Photochemically driven solid electrolyte interphase for extremely fast-charging lithium-ion batteries

Abstract

Extremely fast charging such as charging 80% of capacity within 15 min is a pressing requirement for current lithium-ion battery technology. Here the authors achieve this by incorporating an artificial solid-electrolyte interphase rich in inorganic components on the graphite electrode. Extremely fast charging (i.e. 80% of storage capacity within 15 min) is a pressing requirement for current lithium-ion battery technology and also affects the planning of charging infrastructure. Accelerating lithium ion transport through the solid-electrolyte interphase (SEI) is a major obstacle in boosting charging rate; in turn, limited kinetics at the SEI layer negatively affect the cycle life and battery safety as a result of lithium metal plating on the electrode surface. Here, we report a gamma-ray-driven SEI layer that allows a battery cell to be charged to 80% capacity in 10.8 min as determined for a graphite full-cell with a capacity of 2.6 mAh cm(-2).

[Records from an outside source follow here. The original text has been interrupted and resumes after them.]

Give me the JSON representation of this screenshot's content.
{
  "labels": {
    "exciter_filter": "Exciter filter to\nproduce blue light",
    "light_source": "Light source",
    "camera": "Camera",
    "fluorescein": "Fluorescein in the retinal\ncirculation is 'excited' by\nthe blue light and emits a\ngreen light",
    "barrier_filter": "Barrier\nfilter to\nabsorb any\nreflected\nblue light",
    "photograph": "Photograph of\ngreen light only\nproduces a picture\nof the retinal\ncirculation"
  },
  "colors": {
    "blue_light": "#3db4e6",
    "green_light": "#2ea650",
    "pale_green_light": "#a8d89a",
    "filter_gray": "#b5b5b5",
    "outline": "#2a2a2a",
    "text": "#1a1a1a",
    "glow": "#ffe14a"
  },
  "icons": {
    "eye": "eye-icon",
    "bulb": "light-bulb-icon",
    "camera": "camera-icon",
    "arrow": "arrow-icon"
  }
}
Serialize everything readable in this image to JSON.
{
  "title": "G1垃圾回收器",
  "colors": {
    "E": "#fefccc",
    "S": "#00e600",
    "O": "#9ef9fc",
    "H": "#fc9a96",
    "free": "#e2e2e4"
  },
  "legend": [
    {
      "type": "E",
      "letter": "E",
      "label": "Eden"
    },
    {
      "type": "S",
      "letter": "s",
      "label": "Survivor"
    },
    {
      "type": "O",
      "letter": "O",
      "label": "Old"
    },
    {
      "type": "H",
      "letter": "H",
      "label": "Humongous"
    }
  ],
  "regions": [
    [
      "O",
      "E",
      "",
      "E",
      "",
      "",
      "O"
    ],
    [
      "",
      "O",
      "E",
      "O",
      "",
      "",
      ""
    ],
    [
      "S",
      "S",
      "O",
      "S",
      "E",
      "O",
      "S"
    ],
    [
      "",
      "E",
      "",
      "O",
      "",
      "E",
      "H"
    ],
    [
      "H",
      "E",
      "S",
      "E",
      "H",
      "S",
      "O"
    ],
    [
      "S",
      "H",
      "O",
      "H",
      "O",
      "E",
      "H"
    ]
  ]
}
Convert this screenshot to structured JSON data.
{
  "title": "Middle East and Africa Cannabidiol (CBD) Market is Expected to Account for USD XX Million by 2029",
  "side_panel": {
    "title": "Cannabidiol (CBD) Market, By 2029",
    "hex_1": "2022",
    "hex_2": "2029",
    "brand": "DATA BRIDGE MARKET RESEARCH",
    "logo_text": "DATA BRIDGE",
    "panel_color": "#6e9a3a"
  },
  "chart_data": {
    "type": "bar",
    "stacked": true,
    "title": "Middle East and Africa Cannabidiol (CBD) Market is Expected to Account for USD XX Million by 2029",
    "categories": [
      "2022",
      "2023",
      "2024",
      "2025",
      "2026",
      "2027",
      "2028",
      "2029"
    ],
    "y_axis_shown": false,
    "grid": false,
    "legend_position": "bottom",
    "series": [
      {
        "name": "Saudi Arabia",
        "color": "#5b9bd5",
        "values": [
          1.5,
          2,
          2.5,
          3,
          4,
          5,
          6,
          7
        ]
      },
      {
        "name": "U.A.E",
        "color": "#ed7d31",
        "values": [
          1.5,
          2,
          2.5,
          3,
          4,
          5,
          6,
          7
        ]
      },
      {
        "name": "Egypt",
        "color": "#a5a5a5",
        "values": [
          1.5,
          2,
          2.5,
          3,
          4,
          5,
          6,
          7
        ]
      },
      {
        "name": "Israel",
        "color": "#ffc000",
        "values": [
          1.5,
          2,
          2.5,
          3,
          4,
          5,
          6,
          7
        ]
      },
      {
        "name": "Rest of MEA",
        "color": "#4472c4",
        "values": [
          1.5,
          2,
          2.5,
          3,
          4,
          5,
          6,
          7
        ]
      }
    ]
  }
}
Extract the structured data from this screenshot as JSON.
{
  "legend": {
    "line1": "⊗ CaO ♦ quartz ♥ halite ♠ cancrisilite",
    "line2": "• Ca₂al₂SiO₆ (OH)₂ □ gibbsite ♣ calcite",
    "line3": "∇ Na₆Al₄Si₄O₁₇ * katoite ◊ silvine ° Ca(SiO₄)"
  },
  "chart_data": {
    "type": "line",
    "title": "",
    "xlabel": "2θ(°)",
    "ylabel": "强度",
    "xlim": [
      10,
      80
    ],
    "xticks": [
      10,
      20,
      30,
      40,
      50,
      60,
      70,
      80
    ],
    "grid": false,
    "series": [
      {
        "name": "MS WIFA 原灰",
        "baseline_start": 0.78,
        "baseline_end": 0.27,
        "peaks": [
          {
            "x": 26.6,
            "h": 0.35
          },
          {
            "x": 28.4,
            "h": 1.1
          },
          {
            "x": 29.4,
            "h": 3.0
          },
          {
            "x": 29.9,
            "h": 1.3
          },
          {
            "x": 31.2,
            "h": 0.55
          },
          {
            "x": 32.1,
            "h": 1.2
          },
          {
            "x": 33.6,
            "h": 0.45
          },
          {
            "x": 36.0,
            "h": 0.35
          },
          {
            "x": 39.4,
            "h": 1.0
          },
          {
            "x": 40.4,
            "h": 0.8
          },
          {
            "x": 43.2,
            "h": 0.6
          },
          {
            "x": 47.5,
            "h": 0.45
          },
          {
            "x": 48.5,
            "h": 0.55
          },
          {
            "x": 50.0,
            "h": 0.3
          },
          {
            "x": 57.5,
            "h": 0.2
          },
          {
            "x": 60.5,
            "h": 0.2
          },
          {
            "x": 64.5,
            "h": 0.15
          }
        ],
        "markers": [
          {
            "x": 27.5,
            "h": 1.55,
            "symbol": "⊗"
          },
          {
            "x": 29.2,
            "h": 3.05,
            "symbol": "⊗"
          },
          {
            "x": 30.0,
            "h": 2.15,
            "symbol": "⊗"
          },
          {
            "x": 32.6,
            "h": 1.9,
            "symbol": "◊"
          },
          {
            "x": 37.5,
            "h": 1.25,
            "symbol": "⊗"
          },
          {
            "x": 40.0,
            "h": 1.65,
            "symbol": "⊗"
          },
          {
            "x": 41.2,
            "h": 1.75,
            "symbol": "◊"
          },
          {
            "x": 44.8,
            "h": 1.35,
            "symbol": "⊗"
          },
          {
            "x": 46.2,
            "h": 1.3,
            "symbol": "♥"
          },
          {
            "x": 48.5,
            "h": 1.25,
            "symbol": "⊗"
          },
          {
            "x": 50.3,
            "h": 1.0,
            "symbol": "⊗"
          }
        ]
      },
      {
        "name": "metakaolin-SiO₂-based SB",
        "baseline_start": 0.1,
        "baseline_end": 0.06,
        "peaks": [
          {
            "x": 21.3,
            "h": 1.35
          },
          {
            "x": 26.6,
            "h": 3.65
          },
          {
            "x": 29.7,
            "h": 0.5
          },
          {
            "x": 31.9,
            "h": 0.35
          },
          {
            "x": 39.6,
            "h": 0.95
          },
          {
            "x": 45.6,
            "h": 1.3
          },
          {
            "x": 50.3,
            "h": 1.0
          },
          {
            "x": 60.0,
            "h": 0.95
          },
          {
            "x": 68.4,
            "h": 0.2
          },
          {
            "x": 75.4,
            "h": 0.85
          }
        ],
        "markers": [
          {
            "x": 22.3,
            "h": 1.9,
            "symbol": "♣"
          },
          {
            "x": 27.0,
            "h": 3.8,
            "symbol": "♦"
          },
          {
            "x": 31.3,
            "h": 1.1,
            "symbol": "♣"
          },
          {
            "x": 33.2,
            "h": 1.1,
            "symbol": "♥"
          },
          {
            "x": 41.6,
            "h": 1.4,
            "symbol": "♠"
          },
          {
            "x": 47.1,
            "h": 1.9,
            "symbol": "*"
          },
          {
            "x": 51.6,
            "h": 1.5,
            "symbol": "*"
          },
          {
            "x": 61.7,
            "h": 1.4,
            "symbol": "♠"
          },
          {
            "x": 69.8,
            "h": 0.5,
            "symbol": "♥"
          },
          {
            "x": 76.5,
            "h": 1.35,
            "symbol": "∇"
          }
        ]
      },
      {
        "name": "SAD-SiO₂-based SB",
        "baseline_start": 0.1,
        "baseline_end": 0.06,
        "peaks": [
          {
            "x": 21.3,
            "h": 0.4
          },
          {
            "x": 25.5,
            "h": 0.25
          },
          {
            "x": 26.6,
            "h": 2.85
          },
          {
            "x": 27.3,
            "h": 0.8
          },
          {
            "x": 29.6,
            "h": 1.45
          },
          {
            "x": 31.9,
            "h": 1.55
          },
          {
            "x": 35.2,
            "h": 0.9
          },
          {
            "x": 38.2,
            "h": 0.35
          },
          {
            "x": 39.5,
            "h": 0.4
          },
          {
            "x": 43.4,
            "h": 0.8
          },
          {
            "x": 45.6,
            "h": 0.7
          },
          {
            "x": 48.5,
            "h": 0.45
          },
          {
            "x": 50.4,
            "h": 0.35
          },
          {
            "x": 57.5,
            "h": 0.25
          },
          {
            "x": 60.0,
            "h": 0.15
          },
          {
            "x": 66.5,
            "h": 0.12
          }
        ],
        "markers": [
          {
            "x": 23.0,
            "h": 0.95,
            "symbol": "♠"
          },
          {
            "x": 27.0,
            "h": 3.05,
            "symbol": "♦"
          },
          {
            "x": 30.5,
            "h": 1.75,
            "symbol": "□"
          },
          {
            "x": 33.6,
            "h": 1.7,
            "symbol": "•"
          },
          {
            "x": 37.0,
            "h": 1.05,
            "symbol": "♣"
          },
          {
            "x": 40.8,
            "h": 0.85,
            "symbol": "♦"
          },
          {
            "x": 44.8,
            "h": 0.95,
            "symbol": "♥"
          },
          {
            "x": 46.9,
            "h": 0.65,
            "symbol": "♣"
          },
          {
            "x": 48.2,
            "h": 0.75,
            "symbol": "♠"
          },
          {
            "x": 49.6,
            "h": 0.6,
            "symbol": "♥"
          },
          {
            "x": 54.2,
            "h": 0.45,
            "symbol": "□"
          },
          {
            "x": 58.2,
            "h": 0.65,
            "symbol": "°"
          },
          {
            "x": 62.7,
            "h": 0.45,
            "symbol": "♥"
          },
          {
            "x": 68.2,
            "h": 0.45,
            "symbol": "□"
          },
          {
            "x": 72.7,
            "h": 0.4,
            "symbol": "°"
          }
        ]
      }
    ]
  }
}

This exceptional charging performance is attributed to the lithium fluoride-rich SEI induced by salt-dominant decomposition via gamma-ray irradiation. This study highlights the potential of non-electrochemical approaches to adjust the SEI composition toward fast charging and long-term stability, two parameters that are difficult to improve simultaneously in typical electrochemical processes owing to the trade-off relation.